Stepping back from the question of timing of delivery of original manual signatures under Rule 302(b)—perhaps a more important question is whether it is time to modernize this rule to take into account the emergence of digital and electronic signatures and other uses of technology to indicate assent or agreement.

The staff considered the application of the federal E-SIGN Act, which facilitates the use of signatures in electronic form (see our recent alert on this topic), in a 2001 interpretative release. The staff justifiably concluded that SEC filings were exempt from E-SIGN and clarified that the SEC rules controlled.
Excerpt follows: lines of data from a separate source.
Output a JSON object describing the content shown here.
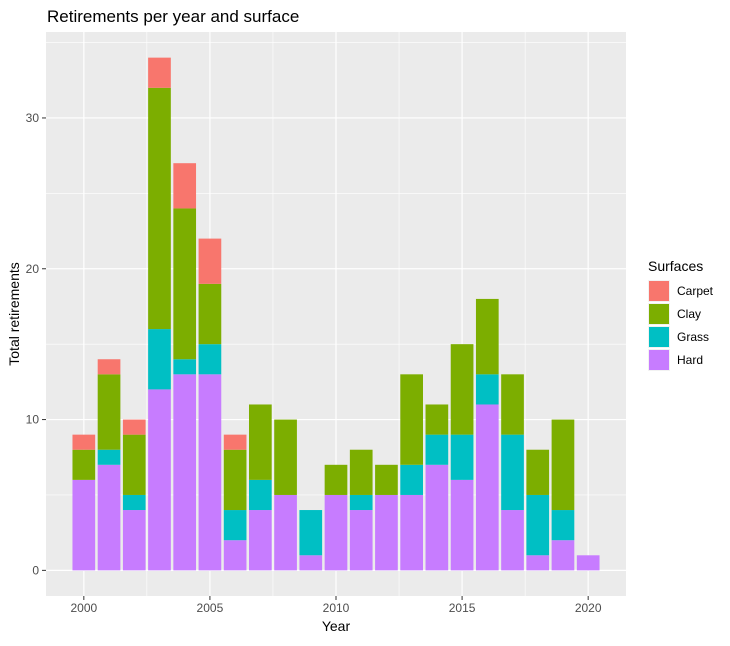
{
  "chart_data": {
    "type": "bar",
    "stacked": true,
    "title": "Retirements per year and surface",
    "xlabel": "Year",
    "ylabel": "Total retirements",
    "x": [
      2000,
      2001,
      2002,
      2003,
      2004,
      2005,
      2006,
      2007,
      2008,
      2009,
      2010,
      2011,
      2012,
      2013,
      2014,
      2015,
      2016,
      2017,
      2018,
      2019,
      2020
    ],
    "xlim": [
      1998.5,
      2021.5
    ],
    "ylim": [
      -1.7,
      35.7
    ],
    "x_ticks": [
      2000,
      2005,
      2010,
      2015,
      2020
    ],
    "y_ticks": [
      0,
      10,
      20,
      30
    ],
    "grid": true,
    "legend": {
      "title": "Surfaces",
      "position": "right"
    },
    "series": [
      {
        "name": "Hard",
        "color": "#C77CFF",
        "values": [
          6,
          7,
          4,
          12,
          13,
          13,
          2,
          4,
          5,
          1,
          5,
          4,
          5,
          5,
          7,
          6,
          11,
          4,
          1,
          2,
          1
        ]
      },
      {
        "name": "Grass",
        "color": "#00BFC4",
        "values": [
          0,
          1,
          1,
          4,
          1,
          2,
          2,
          2,
          0,
          3,
          0,
          1,
          0,
          2,
          2,
          3,
          2,
          5,
          4,
          2,
          0
        ]
      },
      {
        "name": "Clay",
        "color": "#7CAE00",
        "values": [
          2,
          5,
          4,
          16,
          10,
          4,
          4,
          5,
          5,
          0,
          2,
          3,
          2,
          6,
          2,
          6,
          5,
          4,
          3,
          6,
          0
        ]
      },
      {
        "name": "Carpet",
        "color": "#F8766D",
        "values": [
          1,
          1,
          1,
          2,
          3,
          3,
          1,
          0,
          0,
          0,
          0,
          0,
          0,
          0,
          0,
          0,
          0,
          0,
          0,
          0,
          0
        ]
      }
    ],
    "legend_order": [
      "Carpet",
      "Clay",
      "Grass",
      "Hard"
    ]
  },
  "style": {
    "panel_background": "#EBEBEB",
    "grid_major": "#FFFFFF",
    "tick_color": "#333333",
    "tick_label_color": "#4D4D4D"
  }
}
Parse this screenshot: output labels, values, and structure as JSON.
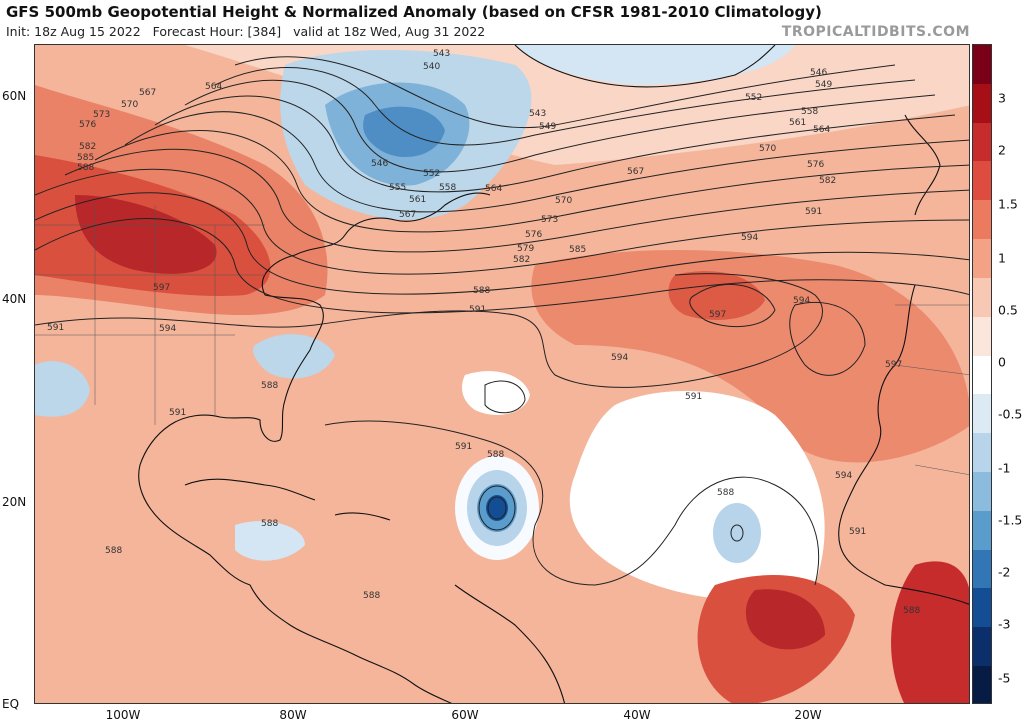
{
  "header": {
    "title": "GFS 500mb Geopotential Height & Normalized Anomaly (based on CFSR 1981-2010 Climatology)",
    "init": "Init: 18z Aug 15 2022",
    "forecast_hour": "Forecast Hour: [384]",
    "valid": "valid at 18z Wed, Aug 31 2022",
    "brand": "TROPICALTIDBITS.COM"
  },
  "axes": {
    "lat_labels": [
      "60N",
      "40N",
      "20N",
      "EQ"
    ],
    "lon_labels": [
      "100W",
      "80W",
      "60W",
      "40W",
      "20W"
    ]
  },
  "colorbar": {
    "ticks": [
      "3",
      "2",
      "1.5",
      "1",
      "0.5",
      "0",
      "-0.5",
      "-1",
      "-1.5",
      "-2",
      "-3",
      "-5"
    ],
    "colors": [
      "#7a0018",
      "#a50f15",
      "#c62c2c",
      "#dd4c3e",
      "#ec7a5f",
      "#f4a285",
      "#f7c8b4",
      "#fbe6dc",
      "#ffffff",
      "#dceaf4",
      "#b7d4ea",
      "#8bbcdd",
      "#5a9ccc",
      "#3276b5",
      "#134e95",
      "#0a2f6b",
      "#061c44"
    ]
  },
  "contour_labels": [
    "543",
    "540",
    "546",
    "549",
    "552",
    "558",
    "561",
    "564",
    "567",
    "570",
    "573",
    "576",
    "579",
    "582",
    "585",
    "588",
    "591",
    "594",
    "597"
  ],
  "map_labels": {
    "l564a": "564",
    "l567a": "567",
    "l570a": "570",
    "l573a": "573",
    "l576a": "576",
    "l582a": "582",
    "l585a": "585",
    "l588a": "588",
    "l543a": "543",
    "l540a": "540",
    "l546a": "546",
    "l549a": "549",
    "l552a": "552",
    "l558a": "558",
    "l561a": "561",
    "l564b": "564",
    "l570b": "570",
    "l576b": "576",
    "l582b": "582",
    "l591a": "591",
    "l594a": "594",
    "l543b": "543",
    "l549b": "549",
    "l546c": "546",
    "l552c": "552",
    "l555": "555",
    "l558c": "558",
    "l561c": "561",
    "l567c": "567",
    "l564c": "564",
    "l570c": "570",
    "l573c": "573",
    "l576c": "576",
    "l579": "579",
    "l582c": "582",
    "l585c": "585",
    "l567d": "567",
    "l588b": "588",
    "l591b": "591",
    "l594b": "594",
    "l597a": "597",
    "l594c": "594",
    "l597b": "597",
    "l594d": "594",
    "l597c": "597",
    "l591c": "591",
    "l594e": "594",
    "l597d": "597",
    "l588c": "588",
    "l591d": "591",
    "l591e": "591",
    "l588d": "588",
    "l588e": "588",
    "l588f": "588",
    "l588g": "588",
    "l588h": "588",
    "l591f": "591",
    "l594f": "594",
    "l588i": "588",
    "l591g": "591"
  }
}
That of course does not mean that the SEC cannot embrace electronic and digital signatures through interpretation or the rulemaking process.

Nineteen years later—in a world where "click through" signatures and signatures via digital signature software are commonplace and generally given the same effect as wet ink signatures—Rule 302(b) seems a bit antiquated.

A Better Solution?

Perhaps the COVID-19 Rule 302(b) guidance could have been more helpful if it had endorsed modern signature methods, including:

  • Digital signatures, including through DocuSign, Adobe Sign, HelloSign, RightSignature, PandaDoc and other similar software services;
  • Electronic signatures, including 'pasting' signature images on signature lines;
  • A text or email from a signatory expressly adopting a conformed signature or otherwise indicating the signatory's assent to the filing;
  • A photo or scan file of a manual signature (without any requirement of subsequent physical delivery of wet ink originals); and
  • Anything else that qualifies as a signature under E-SIGN, the Uniform Electronic Transactions Act or general law.

We further suggest it is time to consider updating Rule 302 for the future, after the pandemic, to expressly adopt electronic and digital signatures, and eliminate the wet ink manual signature requirement.

Rule 302(b) was adopted in 1993 "to provide a satisfactory means by which signatories could authenticate and adopt their typed signatures appearing on filed documents for evidentiary purposes." Perhaps in 1993 traditional wet ink signatures seemed like the only method to accomplish this, but we do not view that as the case in 2020.